Wake met Marvalee Hendricks, an evolutionary biologist who retired from the University of California at Berkeley when she was a student in a class he taught while he was completing his graduate degree. After graduation, she entered the same laboratory as David for her studies. The two were married in 1962, had a son, and continued to work side by side to conduct supplemental research.
Wake’s first position as a lecturer in biology was from 1964 at the University of Chicago. Five years later, he accepted a position as a lecturer at the University of California at Berkeley and curated the school’s Museum of Vertebrate Zoology, where he stayed until he retired in 2003.
Much of his research has focused on the lungless salamanders of the Plethodontidae family.
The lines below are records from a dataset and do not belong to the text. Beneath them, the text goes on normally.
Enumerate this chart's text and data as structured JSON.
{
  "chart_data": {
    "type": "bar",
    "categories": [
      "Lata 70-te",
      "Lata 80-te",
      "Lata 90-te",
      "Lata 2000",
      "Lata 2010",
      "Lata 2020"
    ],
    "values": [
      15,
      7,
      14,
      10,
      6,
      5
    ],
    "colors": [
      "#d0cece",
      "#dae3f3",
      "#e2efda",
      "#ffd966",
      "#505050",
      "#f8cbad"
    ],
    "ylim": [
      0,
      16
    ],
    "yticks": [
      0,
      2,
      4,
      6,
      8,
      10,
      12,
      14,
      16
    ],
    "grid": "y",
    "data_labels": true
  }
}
He wanted to understand the intricacies of the development of their characteristics and the driving forces behind their development.
“It was molecules to morphology to ecology to behavior to development, overlaid by taxonomy – his conviction was that you have to focus on a certain group and get to know them very well in order to really understand the evolution of organisms.” James Hanken, director of the Museum of Comparative Zoology at Harvard University and a former student of Wake, tells us Berkeley News. “He’s not the only one who has chosen this strategy. What is unique, however, is how successful Dave was with it. He took it to a level and sophistication that few other people have done. “
In the 1980s, Wake was one of the first to recognize that amphibians were suffering from global decline and tried to understand all of the factors involved, including habitat destruction, climate change, and deadly fungi. In 2000, he created AmphibiaWeb to aggregate research and allow scientists to identify not only where different species were, but what dangers they were exposed to. To date, more than 8,000 species are described on the website.
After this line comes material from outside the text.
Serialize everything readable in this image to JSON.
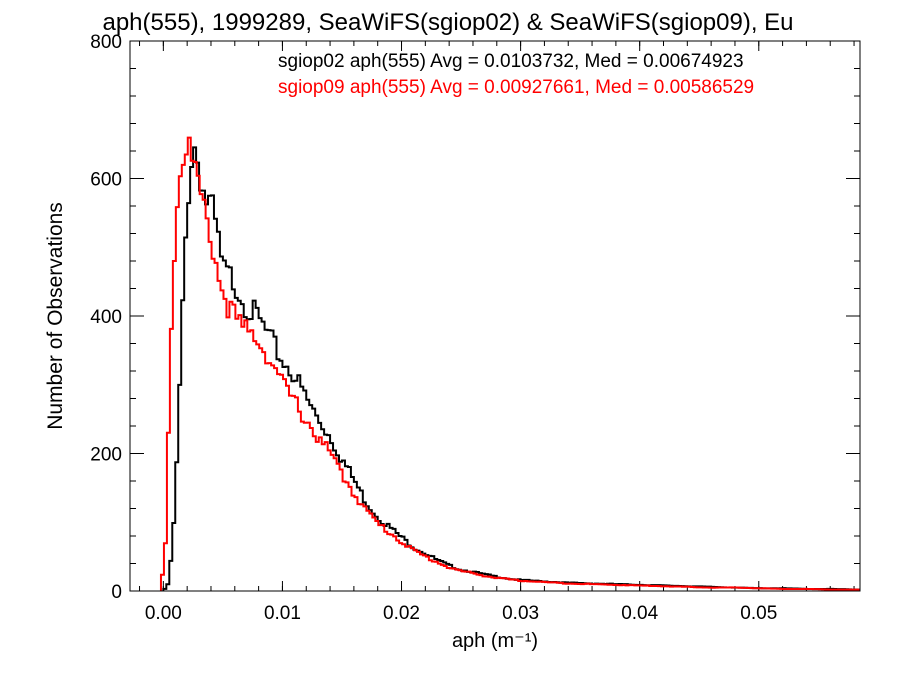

David Wake examines a jar of preserved salamanders in the 1970s.
© UC BERKELEY PHOTO BY SAXON DONNELLY
“Tackling the complex problems of amphibian extinction is a daunting task for conservation biologists, but there are solutions,” Wake wrote in an opinion piece for The scientist 2013. “Habitat protection, captive breeding programs, and attempts to mitigate the effects of infectious diseases could all have positive effects [on] Amphibian populations. “
He became a professor emeritus in 2003 but was still working and continuing to publish 160 other articles. He retired fully in 2016 Berkeley News reports that he was still doing fieldwork and paperwork until a week before his death.
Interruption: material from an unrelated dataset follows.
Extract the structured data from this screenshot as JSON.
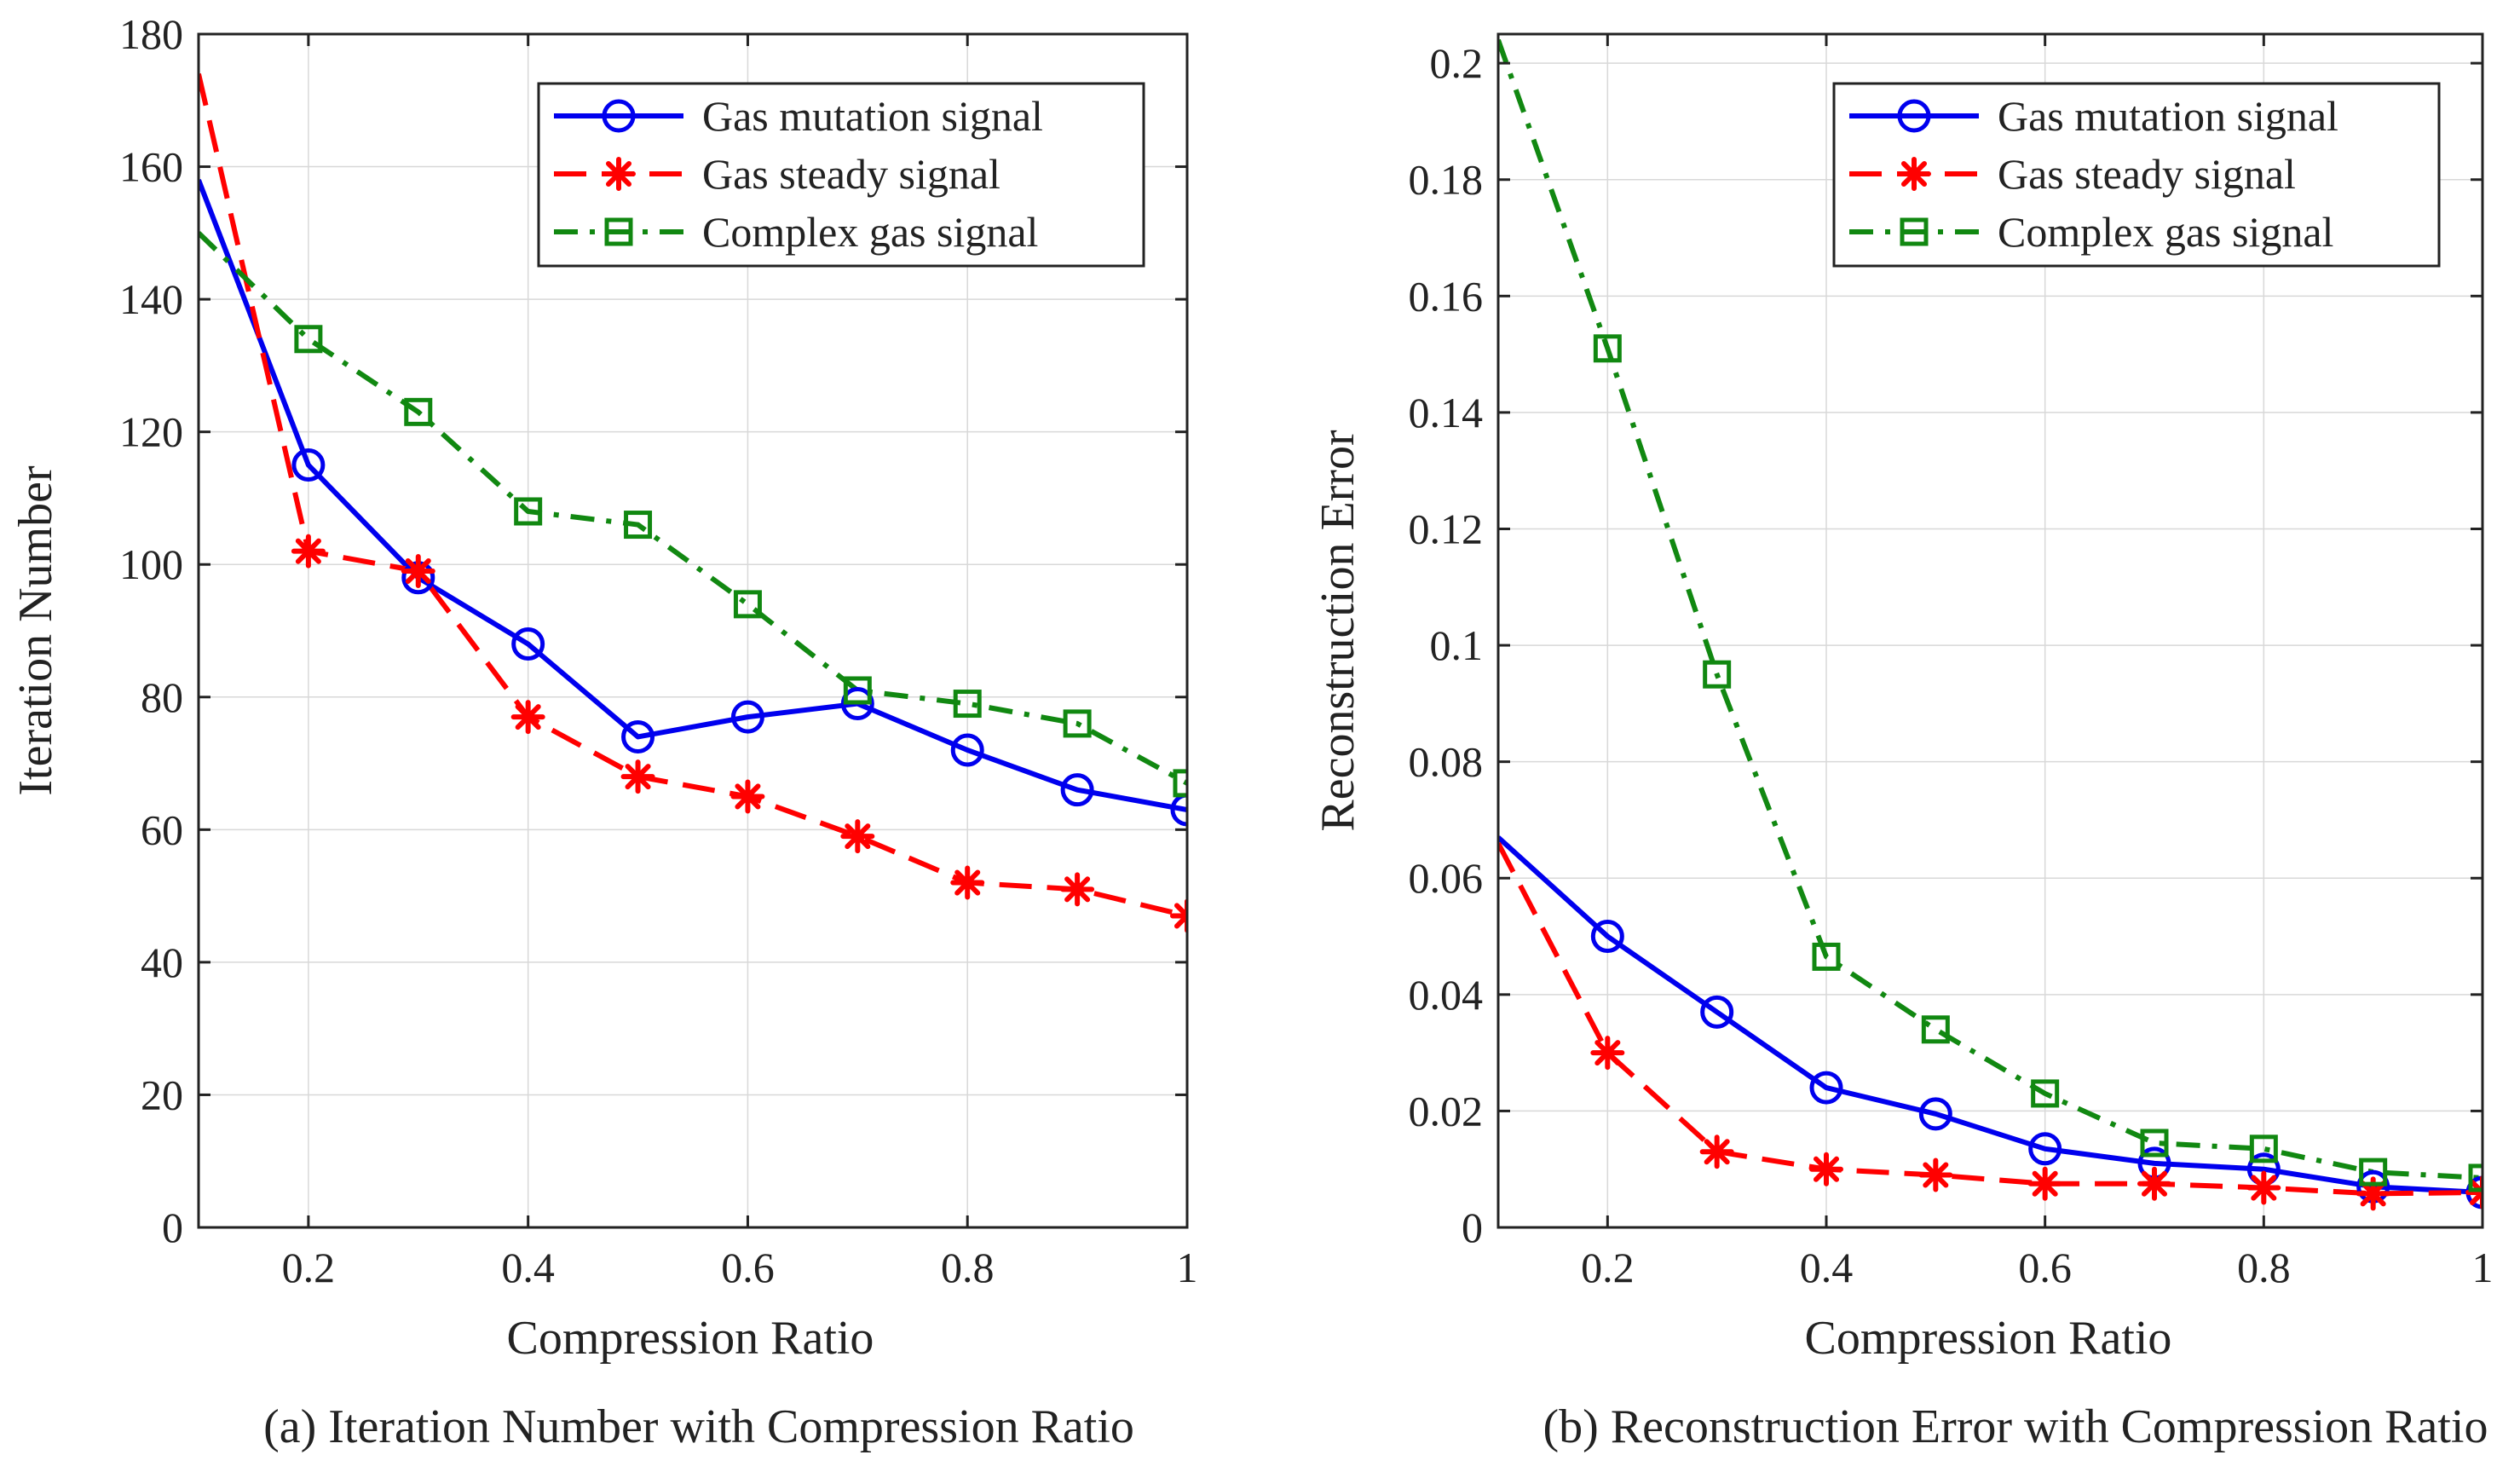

Wake (or Commander Salamander as he was called in the laboratory) was elected to the National Academy of Sciences in 1998 and has been a member of many other academic organizations. In 2006 he received the Leidy Award for his outstanding achievements in “publications, explorations, discoveries or scientific research”. As a lasting homage, a tiny species of salamander was named after him (Cryptotriton Wakei) as well as a genus of skink (Davewakeum). A genus of frogs (Wakea) and a gecko species (Cyrtodactylus wakeorum) were also named to honor Wake and his wife.
Since his death[h]undreds of news [are] Coming from all over the world who say pretty much the same thing and talk about his high level of integrity, his ethical nature, his warmth and friendliness, his intellectual curiosity and his intellectual leeway, ”says his wife The daily Californian.
He is survived by Marvalee and her son Thomas along with a brother, sister and granddaughter.